2. Architect for swappability. Design your wallet layer as a clean interface from day one. WalletProvider should be an abstraction, not an implementation. This makes migration possible without rewriting your entire application.

3. Track engineer-hours and audit stress from day zero. Don't just look at infra bills. Count the hours spent on key rotation drills, audit preparation, and 3 AM node debugging. These are real costs that compound.

4. Understand the custody spectrum. There's a difference between "we hold keys" and "we don't hold keys but we're responsible for transaction policy." WaaS handles the first part. You still need to be excellent at the second.

The Real Lesson

Owning everything sounds powerful. It feels like control. But control without expertise is just liability.

The distributed systems lesson here is about boundaries: know what your core competency is, and don't be afraid to buy excellence where you need it. Running a custody operation is a full-time job that requires specialized expertise. If that's not your product, it's overhead.

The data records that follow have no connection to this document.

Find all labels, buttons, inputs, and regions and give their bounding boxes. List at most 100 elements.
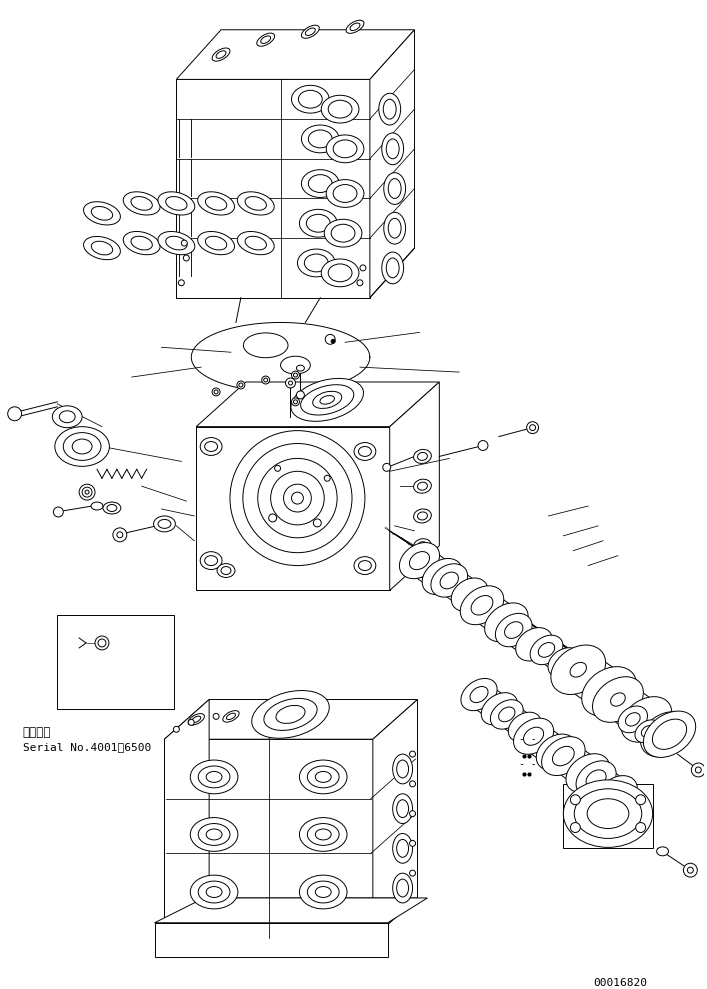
Circle shape <box>291 493 303 504</box>
Polygon shape <box>197 426 390 590</box>
Ellipse shape <box>226 713 235 720</box>
Circle shape <box>409 781 416 787</box>
Ellipse shape <box>354 442 376 461</box>
Circle shape <box>284 485 311 512</box>
Circle shape <box>82 488 92 497</box>
Ellipse shape <box>552 747 574 765</box>
Circle shape <box>85 491 89 494</box>
Ellipse shape <box>325 220 362 247</box>
Ellipse shape <box>276 705 305 723</box>
Circle shape <box>178 280 185 286</box>
Circle shape <box>636 823 645 833</box>
Ellipse shape <box>422 559 462 594</box>
Ellipse shape <box>198 231 235 255</box>
Circle shape <box>288 381 293 385</box>
Ellipse shape <box>563 780 653 848</box>
Circle shape <box>173 726 180 732</box>
Ellipse shape <box>107 504 117 511</box>
Ellipse shape <box>300 818 347 852</box>
Ellipse shape <box>491 699 523 729</box>
Circle shape <box>293 400 298 404</box>
Ellipse shape <box>204 556 218 566</box>
Circle shape <box>269 514 276 522</box>
Text: - -: - - <box>519 734 537 744</box>
Ellipse shape <box>397 800 409 818</box>
Text: Serial No.4001～6500: Serial No.4001～6500 <box>23 742 151 753</box>
Circle shape <box>331 339 335 343</box>
Ellipse shape <box>650 720 682 749</box>
Ellipse shape <box>382 252 404 284</box>
Ellipse shape <box>301 707 310 714</box>
Ellipse shape <box>308 824 339 846</box>
Ellipse shape <box>635 720 660 743</box>
Ellipse shape <box>524 727 544 746</box>
Ellipse shape <box>291 379 363 421</box>
Ellipse shape <box>301 125 339 153</box>
Ellipse shape <box>165 236 187 250</box>
Ellipse shape <box>315 886 331 897</box>
Ellipse shape <box>418 452 428 461</box>
Ellipse shape <box>264 710 273 717</box>
Ellipse shape <box>301 170 339 198</box>
Circle shape <box>214 390 218 394</box>
Circle shape <box>79 485 95 500</box>
Ellipse shape <box>212 48 230 61</box>
Ellipse shape <box>200 437 222 455</box>
Ellipse shape <box>382 133 404 165</box>
Ellipse shape <box>321 95 359 123</box>
Ellipse shape <box>131 197 152 211</box>
Ellipse shape <box>392 794 413 824</box>
Polygon shape <box>197 382 439 426</box>
Circle shape <box>530 424 536 430</box>
Circle shape <box>409 751 416 757</box>
Ellipse shape <box>91 502 103 510</box>
Ellipse shape <box>653 719 686 750</box>
Circle shape <box>117 532 123 538</box>
Polygon shape <box>165 739 373 938</box>
Ellipse shape <box>72 439 92 454</box>
Circle shape <box>409 870 416 876</box>
Circle shape <box>239 383 243 387</box>
Ellipse shape <box>621 696 672 742</box>
Circle shape <box>230 430 365 566</box>
Ellipse shape <box>588 799 629 829</box>
Ellipse shape <box>551 645 606 694</box>
Circle shape <box>325 334 335 344</box>
Ellipse shape <box>484 603 528 642</box>
Circle shape <box>360 265 366 271</box>
Ellipse shape <box>388 179 401 199</box>
Ellipse shape <box>460 585 504 625</box>
Circle shape <box>313 519 321 527</box>
Ellipse shape <box>333 185 357 203</box>
Ellipse shape <box>245 236 267 250</box>
Ellipse shape <box>326 135 364 163</box>
Circle shape <box>296 391 305 399</box>
Ellipse shape <box>350 23 360 31</box>
Ellipse shape <box>641 726 654 737</box>
Circle shape <box>382 464 391 472</box>
Ellipse shape <box>513 718 554 755</box>
Ellipse shape <box>496 613 532 647</box>
Ellipse shape <box>305 28 315 36</box>
Ellipse shape <box>55 426 110 467</box>
Ellipse shape <box>414 509 431 523</box>
Ellipse shape <box>386 258 399 278</box>
Ellipse shape <box>461 678 497 711</box>
Ellipse shape <box>538 643 555 658</box>
Ellipse shape <box>418 512 428 520</box>
Circle shape <box>478 440 488 450</box>
Ellipse shape <box>384 213 406 244</box>
Ellipse shape <box>386 138 399 159</box>
Ellipse shape <box>198 766 230 788</box>
Circle shape <box>243 443 352 553</box>
Ellipse shape <box>252 690 329 738</box>
Circle shape <box>271 472 325 525</box>
Ellipse shape <box>200 552 222 570</box>
Ellipse shape <box>431 564 467 597</box>
Ellipse shape <box>392 873 413 903</box>
Ellipse shape <box>260 708 277 719</box>
Polygon shape <box>155 923 387 957</box>
Ellipse shape <box>206 236 227 250</box>
Circle shape <box>291 371 300 379</box>
Ellipse shape <box>354 557 376 575</box>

Shipping faster and sleeping at night is more powerful than the ego boost of saying "we built it all ourselves." Your users care about reliability and features, not whether you wrote your own key management system.

For teams considering this path, I'd recommend starting with MongoDB Atlas for the application data layer while you evaluate WaaS providers for the wallet infrastructure. Atlas handles the database complexity so you can focus on the integration logic between your application and whatever custody solution you choose. The multi-cloud distribution and auto-failover means your application state stays available even while you're sorting out the wallet layer.

The goal is to pick the right problems to solve. Custody is a hard problem. Make sure it's actually your problem before you commit to solving it.